Coping

How to deal with certain behaviors and habits of your charge.

Should you ever use a restraint? (Sometimes, maybe)

Should you ever use a restraint? (Sometimes, maybe)

by KATHY KASTNER

The word “restraints” evokes unpleasant scenes. But here’s a contrarian opinion. Open your mind, and let’s open the debate.

Until I met Sylvia Davidson, the word restraints scared the bejesus out of me.

The word conjured up straitjackets, handcuffs, ropes taped over mouth and struggling terrified restrainees. (Clearly, I’m watching too many crime shows.)

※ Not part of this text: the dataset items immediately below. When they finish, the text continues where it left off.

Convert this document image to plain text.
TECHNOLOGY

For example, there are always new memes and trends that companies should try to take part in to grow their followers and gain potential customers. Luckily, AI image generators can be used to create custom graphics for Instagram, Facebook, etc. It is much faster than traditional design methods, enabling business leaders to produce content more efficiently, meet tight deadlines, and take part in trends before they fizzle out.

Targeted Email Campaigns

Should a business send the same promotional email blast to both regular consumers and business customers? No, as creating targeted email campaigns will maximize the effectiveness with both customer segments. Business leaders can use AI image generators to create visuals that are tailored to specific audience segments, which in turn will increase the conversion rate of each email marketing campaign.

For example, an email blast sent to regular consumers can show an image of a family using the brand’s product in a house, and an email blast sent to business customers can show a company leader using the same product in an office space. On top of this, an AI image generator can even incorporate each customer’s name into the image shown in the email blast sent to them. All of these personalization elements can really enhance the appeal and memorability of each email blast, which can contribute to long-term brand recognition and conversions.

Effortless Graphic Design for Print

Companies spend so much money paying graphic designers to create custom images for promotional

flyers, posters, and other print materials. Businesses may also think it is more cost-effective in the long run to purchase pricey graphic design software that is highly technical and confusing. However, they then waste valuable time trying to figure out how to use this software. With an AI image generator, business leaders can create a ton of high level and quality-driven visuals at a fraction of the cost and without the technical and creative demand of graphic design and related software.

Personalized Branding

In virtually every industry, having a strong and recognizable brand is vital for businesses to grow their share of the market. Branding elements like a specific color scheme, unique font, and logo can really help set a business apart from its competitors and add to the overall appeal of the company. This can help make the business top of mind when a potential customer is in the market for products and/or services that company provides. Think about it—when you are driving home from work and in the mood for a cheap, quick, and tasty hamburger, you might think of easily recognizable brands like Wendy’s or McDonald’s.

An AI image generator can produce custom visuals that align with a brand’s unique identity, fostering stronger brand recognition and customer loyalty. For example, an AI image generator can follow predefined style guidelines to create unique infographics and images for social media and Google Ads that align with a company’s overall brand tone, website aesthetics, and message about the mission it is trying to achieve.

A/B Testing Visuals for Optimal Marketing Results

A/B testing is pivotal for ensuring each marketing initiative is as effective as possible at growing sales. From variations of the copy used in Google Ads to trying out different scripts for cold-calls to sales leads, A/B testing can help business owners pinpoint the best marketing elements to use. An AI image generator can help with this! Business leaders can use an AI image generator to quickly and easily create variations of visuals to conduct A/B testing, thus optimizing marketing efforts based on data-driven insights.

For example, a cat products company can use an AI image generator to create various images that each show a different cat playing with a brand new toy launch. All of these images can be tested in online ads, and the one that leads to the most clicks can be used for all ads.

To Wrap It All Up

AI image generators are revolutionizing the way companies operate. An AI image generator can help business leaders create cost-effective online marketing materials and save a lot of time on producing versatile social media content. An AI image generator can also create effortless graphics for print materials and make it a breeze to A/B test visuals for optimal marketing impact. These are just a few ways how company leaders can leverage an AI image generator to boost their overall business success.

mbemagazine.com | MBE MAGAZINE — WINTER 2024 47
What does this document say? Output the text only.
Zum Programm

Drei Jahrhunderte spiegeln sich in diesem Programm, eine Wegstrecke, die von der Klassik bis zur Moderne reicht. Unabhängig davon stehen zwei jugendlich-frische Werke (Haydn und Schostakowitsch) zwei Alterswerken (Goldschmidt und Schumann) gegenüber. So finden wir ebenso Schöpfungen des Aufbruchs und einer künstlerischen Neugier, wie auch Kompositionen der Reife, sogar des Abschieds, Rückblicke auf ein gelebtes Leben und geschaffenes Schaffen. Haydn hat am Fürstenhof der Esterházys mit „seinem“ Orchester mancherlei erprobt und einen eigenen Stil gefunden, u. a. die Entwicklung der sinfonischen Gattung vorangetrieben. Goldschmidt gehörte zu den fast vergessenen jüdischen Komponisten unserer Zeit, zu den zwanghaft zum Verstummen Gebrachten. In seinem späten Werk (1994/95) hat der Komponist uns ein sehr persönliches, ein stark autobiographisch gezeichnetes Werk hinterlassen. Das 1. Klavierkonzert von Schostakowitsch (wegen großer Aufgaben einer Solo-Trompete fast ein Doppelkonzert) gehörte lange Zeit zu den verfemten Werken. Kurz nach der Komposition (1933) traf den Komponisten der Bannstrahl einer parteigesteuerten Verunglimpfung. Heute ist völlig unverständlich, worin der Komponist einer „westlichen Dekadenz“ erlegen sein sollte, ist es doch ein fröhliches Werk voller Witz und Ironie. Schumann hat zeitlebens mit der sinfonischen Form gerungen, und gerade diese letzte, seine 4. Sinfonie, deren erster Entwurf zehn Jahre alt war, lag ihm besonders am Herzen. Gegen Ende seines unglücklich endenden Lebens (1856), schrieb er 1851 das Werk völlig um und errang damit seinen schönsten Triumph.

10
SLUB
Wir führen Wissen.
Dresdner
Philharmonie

That was B-S: Before Sylvia – Advanced Practice Leader, Geriatrics at Toronto Rehab and past President Ontario PsychoGeriatric Association.

In Sylvia, I found a woman whose first concern is what’s best for the patient. Considering her patient population has dementia, gaining an understanding of the patient, to determine what’s best, is not all that dissimilar to a crime investigation – where the goal is to gain trust towards getting the truth.

More than technical skills, this requires an emotional connection.

“Nurses here are schooled in the 3 D’s: Delirium, Depression, Dementia. It’s our job to figure out who and how he/she was before dementia.”

There are three categories of restraints: Chemical, environmental and physical. The Restraints Minimization Act describes when they are to be used: “for the prevention of serious bodily harm to a patient or to others.”

Before restraints of any kind are considered, there has to be consent – usually from the surrogate/substitute decision-maker, who is made aware of risks and benefits, a couple of examples of which are:

Benefits: facilitating activities, calming and preventing harm.

Risks: becoming more agitated, not being able to get to the bathroom (incontinence), being more unsteady afterwards.
With consent, a comprehensive assessment process – with the family and the patient at its center.

“Family members are so important because they knew this person before dementia set in. If we learn they were ‘free spirits’ ‘always on the move’ it’s a clue about how they may respond to physical restraints.”

Family members are so important because they knew this person before dementia set in.

One of the big concerns motivating restraints is fall prevention, but that, too, requires understanding the patient as a person.

“Much like you treat pain with meds, many patients are prescribed antipsychotics for agitation as part of their treatment plan; that’s not considered a chemical restraint. A chemical restraint is, for example, when a patient needs medical treatment but is violent or agitated, and is given an antipsychotic to calm him but it’s not part of the treatment plan.”

“One gentleman, who fell regularly, just hated being restrained: he’d shriek, and fight it. We worked with the family, who decided restraints would rob him of one of his few remaining functional abilities.

“Their decision: allow him to fall. In the hundreds of times he fell, his only injury was a cut on his chin. Had he broken a hip, for example, where recovery can be iffy in an older person, their attitude was, he’s lived this long, he hates being restrained, let nature takes its course.”

In another example, a restraint enabled function:

“We had a woman so agitated she couldn’t sit still to eat. She was seated in a wheelchair with a lap belt at meal time. It calmed her down. And she was able to eat. With dementia, they’ve often lost their own ability to determine that they need to sit, to rest, to eat. Restraints can be of huge short-term benefit.”

For me, this is reminiscent of a child-rearing strategy a kid who’s so wound up, they need help to calm themselves (which is absolutely not to equate our elders with our children but rather put the upset of a restraint into a more familiar perspective).

On the way out, Sylvia takes me past a room where a woman sleeps in a bed low to the ground, a mat on the floor beside the bed, no restraining bedrails in sight.

“With the confusion of dementia or delirium, bedrails can feel like being trapped. This woman would climb over the bedrails or slither off the end – putting herself in danger – and then go to sleep on the floor.

“The solution: we got her an alarmed bed, and put it close to the ground. The alarm lets nurses know she’s left her bed, but usually she’s rolled off onto the mat. We put a cover over her and she sleeps peacefully. Who knows, perhaps as a child in a family with many children, sleeping on the floor was the norm.”

Of chemical restraints, Sylvia explains:

“Much like you treat pain with meds, many patients are prescribed antipsychotics for agitation as part of their treatment plan; that’s not considered a chemical restraint. A chemical restraint is, for example, when a patient needs medical treatment but is violent or agitated, and is given an antipsychotic to calm him but it’s not part of the treatment plan.”

(Environmental restraints warrant their own post.)

Sylvia’s take away for families with a diagnosis of dementia:

Talk about issues with them while you still can. It’s so much less painful than second-guessing decisions when your loved one can’t be part of the discussion.